From Fig. 9, it is found that

$$ \left\{ {{\begin{array}{l} {x=x({\omega _2 })} \\ {y=c_2 } \\ {z=z ({\omega _2})} \\ \end{array} }} \right. . $$

(19)

From Fig. 10, it is found that

$$ \left\{ {{\begin{array}{l} {x=c_3 } \\ {y=y({\omega _3 })} \\ {z=z({\omega _3})} \\ \end{array} }} \right. . $$

(20)

When the three input motors work simultaneously, the output–input relation could be gotten from Eqs. 18, 19 and 20.

$$ \left\{ {{\begin{array}{l} {x=x ({\omega _2 })} \\ {y=y ({\omega _1,\omega _3 })} \\ {z=z ({\omega _1 ,\omega _2 ,\omega _3 })} \\ \end{array} }} \right. . $$

(21)

From Eq. 21, we can see that, the output–input of this parallel mechanism is called trapezoid decoupling relation.

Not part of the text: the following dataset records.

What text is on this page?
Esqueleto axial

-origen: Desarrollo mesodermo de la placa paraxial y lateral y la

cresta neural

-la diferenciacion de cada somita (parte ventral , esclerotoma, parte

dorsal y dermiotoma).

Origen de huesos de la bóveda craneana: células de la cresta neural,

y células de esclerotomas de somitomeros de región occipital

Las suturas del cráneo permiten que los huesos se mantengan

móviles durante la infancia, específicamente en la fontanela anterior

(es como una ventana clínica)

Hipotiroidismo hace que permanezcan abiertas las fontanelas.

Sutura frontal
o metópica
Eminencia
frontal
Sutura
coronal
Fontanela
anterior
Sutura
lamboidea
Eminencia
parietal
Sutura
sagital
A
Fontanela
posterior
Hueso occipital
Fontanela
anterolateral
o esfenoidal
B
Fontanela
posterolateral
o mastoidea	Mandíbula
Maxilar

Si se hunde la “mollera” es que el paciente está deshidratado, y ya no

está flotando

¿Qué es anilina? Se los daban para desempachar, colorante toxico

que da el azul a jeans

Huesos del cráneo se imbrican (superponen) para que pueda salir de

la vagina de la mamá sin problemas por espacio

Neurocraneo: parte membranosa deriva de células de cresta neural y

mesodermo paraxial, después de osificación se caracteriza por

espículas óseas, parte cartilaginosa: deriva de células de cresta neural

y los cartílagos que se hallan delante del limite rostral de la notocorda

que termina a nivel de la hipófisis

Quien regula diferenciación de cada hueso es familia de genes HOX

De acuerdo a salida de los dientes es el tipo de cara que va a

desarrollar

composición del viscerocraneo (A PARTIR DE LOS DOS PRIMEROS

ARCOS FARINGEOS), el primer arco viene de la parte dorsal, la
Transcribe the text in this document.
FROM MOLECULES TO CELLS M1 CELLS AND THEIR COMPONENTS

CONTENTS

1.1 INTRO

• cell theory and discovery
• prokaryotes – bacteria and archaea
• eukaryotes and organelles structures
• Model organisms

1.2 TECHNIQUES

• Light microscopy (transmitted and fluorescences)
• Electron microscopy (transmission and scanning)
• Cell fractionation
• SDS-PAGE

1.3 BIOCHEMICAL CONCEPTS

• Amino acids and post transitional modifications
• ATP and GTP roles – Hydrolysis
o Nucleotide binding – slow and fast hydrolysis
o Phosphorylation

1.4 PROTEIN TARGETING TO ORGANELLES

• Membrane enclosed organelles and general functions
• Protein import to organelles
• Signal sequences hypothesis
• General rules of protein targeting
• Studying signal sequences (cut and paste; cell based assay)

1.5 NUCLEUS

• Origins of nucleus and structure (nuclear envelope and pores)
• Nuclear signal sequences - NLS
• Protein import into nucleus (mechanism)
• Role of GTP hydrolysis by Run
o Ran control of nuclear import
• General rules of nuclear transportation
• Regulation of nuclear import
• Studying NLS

The above simulation has shown that, using this method, it is easy to evaluate the output–input decoupling relation of parallel mechanisms; the result is easy to understand and a complex kinematics analysis can be avoided.

7 Conclusions

This paper focuses on kinematics analysis for a 3-RRR(4R) parallel mechanism. The explicit forward and inverse kinematics relationships have been derived. With the results, motion planning for the parallel mechanism based on planned trajectory becomes possible. The ADAMS software has been used to verify the analytical results. A spiral trajectory has been assumed for the center of mass of the movable platform. The simulation has shown that with the derived kinematics equations, the planned trajectory can be generated. The study has indicated that the method used is simple and practical and a complex computation is avoided.

Another important contribution of our work is the discovery that simulation software may be used to simplify the otherwise complicated decoupling analysis. Further efforts should be made to investigate whether simulation software could be used to simplify decoupling analysis in other aspects of parallel mechanism.